The festive season is here with us. It means many things to different people. To some it is a moment to lose their minds; to engage in unbridled pleasure irrespective of the costs and the associated dangers thereof. Others are too subdued, as they count losses from one of the most difficult years in recent memory. The current drought and its associated water and power crisis has ruined most economic lives and forced down a change of priorities and beliefs. As we cross into the New Year, the usual summer rains have not fallen. Gaborone Dam has been dry for months and there is no indication that it will be full anytime soon. People have been forced to adjust their bathing habits – from a bath full of water to using drops to barely brash off the face. Some have given up as even bathing becomes a luxury when there is no water to drink. From grappling with water crisis, individuals have had to adapt to constant power outages.

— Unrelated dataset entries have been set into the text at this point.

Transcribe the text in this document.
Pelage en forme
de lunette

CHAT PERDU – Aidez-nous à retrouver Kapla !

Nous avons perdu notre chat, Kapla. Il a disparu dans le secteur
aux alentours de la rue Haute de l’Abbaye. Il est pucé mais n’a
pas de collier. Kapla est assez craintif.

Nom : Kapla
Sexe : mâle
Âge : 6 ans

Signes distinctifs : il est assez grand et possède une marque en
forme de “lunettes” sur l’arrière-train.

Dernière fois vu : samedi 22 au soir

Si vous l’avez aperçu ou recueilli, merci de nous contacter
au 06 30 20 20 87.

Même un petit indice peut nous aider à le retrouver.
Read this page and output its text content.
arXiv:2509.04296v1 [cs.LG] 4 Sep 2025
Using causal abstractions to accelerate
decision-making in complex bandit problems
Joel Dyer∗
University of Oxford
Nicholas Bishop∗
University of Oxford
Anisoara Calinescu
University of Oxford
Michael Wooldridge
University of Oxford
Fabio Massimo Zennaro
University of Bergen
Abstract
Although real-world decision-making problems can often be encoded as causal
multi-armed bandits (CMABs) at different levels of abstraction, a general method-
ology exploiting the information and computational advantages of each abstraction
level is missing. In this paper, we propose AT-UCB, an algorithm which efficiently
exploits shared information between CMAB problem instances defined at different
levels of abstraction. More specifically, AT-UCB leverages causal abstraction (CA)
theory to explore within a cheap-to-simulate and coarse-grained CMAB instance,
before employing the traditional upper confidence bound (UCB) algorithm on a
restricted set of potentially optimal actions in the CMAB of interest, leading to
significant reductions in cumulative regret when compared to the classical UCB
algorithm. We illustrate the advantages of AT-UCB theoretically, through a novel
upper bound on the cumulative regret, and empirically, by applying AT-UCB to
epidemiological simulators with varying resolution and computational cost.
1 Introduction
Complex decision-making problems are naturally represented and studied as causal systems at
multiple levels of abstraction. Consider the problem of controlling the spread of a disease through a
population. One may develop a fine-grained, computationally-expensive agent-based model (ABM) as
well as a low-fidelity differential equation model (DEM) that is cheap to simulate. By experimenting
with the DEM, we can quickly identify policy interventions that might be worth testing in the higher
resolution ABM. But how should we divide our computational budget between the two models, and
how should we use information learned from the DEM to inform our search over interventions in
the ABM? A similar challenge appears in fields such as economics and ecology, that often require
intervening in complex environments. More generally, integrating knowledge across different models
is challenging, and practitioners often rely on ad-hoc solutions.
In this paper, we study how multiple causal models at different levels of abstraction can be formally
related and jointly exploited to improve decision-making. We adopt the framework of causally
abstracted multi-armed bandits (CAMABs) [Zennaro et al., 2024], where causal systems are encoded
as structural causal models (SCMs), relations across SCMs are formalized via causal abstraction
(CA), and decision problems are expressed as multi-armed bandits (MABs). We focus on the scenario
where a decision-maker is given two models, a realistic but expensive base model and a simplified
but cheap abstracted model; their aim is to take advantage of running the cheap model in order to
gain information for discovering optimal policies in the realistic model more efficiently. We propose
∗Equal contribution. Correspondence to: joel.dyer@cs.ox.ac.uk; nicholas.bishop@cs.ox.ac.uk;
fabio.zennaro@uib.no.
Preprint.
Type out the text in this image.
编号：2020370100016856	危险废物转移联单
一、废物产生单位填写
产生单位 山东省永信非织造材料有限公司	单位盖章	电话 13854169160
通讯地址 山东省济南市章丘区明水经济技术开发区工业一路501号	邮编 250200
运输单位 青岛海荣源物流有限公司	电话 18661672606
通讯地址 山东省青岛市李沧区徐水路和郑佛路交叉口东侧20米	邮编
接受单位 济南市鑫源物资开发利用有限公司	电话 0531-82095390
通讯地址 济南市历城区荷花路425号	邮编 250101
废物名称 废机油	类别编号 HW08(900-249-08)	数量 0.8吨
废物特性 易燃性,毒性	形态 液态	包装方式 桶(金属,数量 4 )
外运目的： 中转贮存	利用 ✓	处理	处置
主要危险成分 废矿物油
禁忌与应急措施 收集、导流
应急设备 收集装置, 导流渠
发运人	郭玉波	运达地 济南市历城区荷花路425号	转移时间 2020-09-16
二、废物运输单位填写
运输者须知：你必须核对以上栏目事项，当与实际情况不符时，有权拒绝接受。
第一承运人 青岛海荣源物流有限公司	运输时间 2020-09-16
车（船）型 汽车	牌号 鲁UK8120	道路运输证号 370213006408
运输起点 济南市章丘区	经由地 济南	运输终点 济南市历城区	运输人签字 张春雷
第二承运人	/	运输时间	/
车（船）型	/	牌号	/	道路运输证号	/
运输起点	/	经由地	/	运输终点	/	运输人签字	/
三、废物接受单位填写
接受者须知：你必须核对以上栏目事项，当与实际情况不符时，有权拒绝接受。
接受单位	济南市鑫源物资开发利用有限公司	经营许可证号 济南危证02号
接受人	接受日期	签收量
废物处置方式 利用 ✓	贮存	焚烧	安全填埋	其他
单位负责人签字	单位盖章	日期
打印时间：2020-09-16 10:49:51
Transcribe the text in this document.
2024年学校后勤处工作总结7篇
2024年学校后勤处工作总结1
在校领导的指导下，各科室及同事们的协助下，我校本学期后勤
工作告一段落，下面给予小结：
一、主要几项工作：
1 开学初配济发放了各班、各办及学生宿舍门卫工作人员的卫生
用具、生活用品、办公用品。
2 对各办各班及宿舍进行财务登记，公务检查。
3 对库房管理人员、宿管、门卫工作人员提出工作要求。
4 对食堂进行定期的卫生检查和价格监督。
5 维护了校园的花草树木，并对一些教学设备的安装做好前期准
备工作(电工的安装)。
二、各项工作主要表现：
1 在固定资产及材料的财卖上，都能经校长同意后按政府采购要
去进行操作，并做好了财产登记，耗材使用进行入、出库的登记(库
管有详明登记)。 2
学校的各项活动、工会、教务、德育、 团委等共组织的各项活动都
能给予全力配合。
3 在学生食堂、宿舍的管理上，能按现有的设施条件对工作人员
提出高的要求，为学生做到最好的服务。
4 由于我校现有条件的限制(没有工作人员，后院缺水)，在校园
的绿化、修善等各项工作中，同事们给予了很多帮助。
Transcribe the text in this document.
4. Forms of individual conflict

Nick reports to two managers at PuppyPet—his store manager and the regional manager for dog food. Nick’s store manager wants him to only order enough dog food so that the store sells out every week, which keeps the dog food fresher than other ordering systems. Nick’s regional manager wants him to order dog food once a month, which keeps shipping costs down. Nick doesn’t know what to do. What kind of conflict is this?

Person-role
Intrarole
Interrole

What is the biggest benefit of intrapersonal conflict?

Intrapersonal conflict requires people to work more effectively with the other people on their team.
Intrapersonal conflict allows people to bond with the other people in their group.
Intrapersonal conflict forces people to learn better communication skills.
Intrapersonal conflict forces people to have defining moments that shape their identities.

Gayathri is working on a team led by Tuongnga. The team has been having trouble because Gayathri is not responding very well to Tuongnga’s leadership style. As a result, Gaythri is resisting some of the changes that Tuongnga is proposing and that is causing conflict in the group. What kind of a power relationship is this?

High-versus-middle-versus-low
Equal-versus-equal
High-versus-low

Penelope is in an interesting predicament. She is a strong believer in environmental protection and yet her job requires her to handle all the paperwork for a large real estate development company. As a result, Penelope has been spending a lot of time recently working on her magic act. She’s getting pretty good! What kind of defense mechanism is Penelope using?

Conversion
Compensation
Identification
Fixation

For the first time in years, a march was organised against debilitating water and power shortages and the issue entered Parliament. One MP had to be lifted out of Parliament and thrown outside and another even broke down in tears, all as they tried to raise alarm about the effects of water shortage particularly in the Greater Gaborone and Southern Botswana areas. As if water and power outages were not hurtful enough, the economy has reeled from its worst performance as commodity demands fell down, leading to a drastic fall in earnings from minerals. The effects of an undiversified economy that singularly relies on diamond sales have never been this serious. As the year closes, others of our people are facing a bleak future as mines which have been a source of their employment close.
First it was Discovery Metal in Maun, then Mowana Mine in Dukwi and now Damtshaa mine is closing. Debswana, Botswana’s diamond producer is cutting down on production in existing mines, all due to the decline in demand for diamonds. The world’s leading consumer of commodities China is facing a major slowdown and the effects have filtered down to major producers as Botswana. And what was an ambitious downstream project of beneficiation has faced its first most serious test as sightholders were forced to retrench employees since demand for jewellery has diminished. Add water and power crisis to severe drought and the decline in sale of commodities then you get 2015 as a year not to remember economic wise. It has been painful. And the outlook is not necessarily appealing either. The financial sector has not had it easy as well; with liquidity challenges meaning that their profitability was harmed and consumers faced even more difficulty in accessing credit. There have been more repossessions of properties as individuals defaulted in their obligations in great numbers.
It is without doubt everyone’s wish that 2016 – a year in which the country will be celebrating 50 years of independence –becomes a better year than the previous. We hope the rains will come; that the demand for minerals commodities will grow and that the planned Economic Stimulus Package (ESP) will help create jobs and resuscitate the economy. Anything on the contrary will spell doom for this country. We wish our readers a Merry Christmas and Prosperous New Year. We hope everyone will rejoice responsibly and ensure that lives are safeguarded at all times!